Yani, ''27 Mayıs Devrimi'' nin genci... Türkiye'ye yeniden bir umut,
yeniden bir aydınlanma coşkusu kazandıran, 1962 Anayasası'nın özgürlük dünyasıyla
birlikte mesleğe adımını atan ''devrimci'' bir mimar...
Eminim ki öyle olduğu için de yaşamı boyunca hep ''hukuku'' ve ''hakları''
savunan bir mimar olarak aynı devrimci ruhu mesleğinin ve tüm çalışmalarının
odağında korumaya aldı...
Nitekim, 1962-67 yıllarında çoğu meslektaşı gibi ''modernist batıcılığın''
parlaklığına kapılmak yerine, kendi ülkesinin değerlerine sarılarak İTÜ'nün
Mimarlık Tarihi Kürsüsü'nde asistanlık yaptı. Aynı yıllarda ''Kasr-e
Hayr al Şarki'' kazılarında, 1966-74 arasında da ''Kalenderhane Camisi''
restorasyon çalışmalarında kazı mimarlığı ve yapım kontrollüğünü yürüttü...

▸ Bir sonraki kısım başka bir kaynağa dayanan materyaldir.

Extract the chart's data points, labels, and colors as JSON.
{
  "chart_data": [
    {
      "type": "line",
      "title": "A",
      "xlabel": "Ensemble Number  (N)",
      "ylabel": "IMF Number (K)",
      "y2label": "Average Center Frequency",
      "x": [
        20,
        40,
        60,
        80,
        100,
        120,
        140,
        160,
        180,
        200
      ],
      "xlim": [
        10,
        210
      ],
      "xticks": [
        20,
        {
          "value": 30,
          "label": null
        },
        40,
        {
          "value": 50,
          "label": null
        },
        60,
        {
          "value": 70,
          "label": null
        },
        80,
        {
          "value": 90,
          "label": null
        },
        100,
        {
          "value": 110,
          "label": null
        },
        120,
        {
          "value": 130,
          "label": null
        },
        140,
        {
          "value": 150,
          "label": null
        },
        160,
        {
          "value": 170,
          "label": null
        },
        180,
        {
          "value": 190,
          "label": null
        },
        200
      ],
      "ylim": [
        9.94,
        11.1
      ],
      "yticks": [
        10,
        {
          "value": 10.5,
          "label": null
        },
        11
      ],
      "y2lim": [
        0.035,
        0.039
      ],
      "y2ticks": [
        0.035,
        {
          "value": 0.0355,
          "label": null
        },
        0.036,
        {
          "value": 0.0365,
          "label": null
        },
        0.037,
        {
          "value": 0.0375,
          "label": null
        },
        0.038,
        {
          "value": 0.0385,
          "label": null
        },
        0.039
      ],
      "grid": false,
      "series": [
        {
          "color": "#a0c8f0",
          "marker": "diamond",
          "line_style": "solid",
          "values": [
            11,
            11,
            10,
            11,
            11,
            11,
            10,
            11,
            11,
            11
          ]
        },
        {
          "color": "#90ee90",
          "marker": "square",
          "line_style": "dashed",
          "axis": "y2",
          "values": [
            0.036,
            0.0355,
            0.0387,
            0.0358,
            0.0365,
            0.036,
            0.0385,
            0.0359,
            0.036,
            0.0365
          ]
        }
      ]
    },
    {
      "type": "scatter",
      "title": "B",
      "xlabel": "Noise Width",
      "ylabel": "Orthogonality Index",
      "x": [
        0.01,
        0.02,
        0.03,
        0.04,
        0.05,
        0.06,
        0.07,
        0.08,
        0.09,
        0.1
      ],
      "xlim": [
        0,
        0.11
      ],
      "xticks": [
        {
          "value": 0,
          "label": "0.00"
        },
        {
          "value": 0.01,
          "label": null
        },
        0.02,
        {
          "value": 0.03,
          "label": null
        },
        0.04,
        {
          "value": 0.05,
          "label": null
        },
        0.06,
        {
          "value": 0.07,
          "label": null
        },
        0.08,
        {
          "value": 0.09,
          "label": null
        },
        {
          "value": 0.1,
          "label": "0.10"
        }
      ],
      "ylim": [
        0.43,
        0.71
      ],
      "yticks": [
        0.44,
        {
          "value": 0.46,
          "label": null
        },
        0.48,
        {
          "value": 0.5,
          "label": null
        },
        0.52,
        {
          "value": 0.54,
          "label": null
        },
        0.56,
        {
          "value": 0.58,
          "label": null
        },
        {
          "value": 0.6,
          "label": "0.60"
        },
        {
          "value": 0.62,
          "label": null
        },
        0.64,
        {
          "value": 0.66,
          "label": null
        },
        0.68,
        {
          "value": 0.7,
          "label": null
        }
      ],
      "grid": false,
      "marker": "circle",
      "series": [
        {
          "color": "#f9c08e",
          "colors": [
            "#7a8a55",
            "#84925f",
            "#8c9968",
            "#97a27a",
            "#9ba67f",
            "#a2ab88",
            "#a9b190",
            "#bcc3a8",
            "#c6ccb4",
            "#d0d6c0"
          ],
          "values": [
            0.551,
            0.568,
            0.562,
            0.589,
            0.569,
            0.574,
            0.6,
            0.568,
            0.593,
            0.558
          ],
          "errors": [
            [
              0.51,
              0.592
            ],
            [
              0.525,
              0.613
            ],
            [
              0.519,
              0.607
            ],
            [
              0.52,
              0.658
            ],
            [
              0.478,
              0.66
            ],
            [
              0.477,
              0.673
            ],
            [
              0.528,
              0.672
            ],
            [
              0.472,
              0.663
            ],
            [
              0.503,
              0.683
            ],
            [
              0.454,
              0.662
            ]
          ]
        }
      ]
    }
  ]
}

Ardından bütün bu derinliklerle güçlenen mesleğini uygulamaya da dönüştürmek
üzere başlattığı ''serbest mimarlık'' yılları... Hemen tüm tasarımlarında,
''önce mimarlığın ilkelerini'' ve hemen yanında kamu yararı ile yaşam ve
çevre değerlerini, en çıkarcı müşterilerine bile bıkmadan, usanmadan
anlatarak...
Selçuk Batur'un meslek odasına sunduğu emeğini özetlemek bile olanaksız...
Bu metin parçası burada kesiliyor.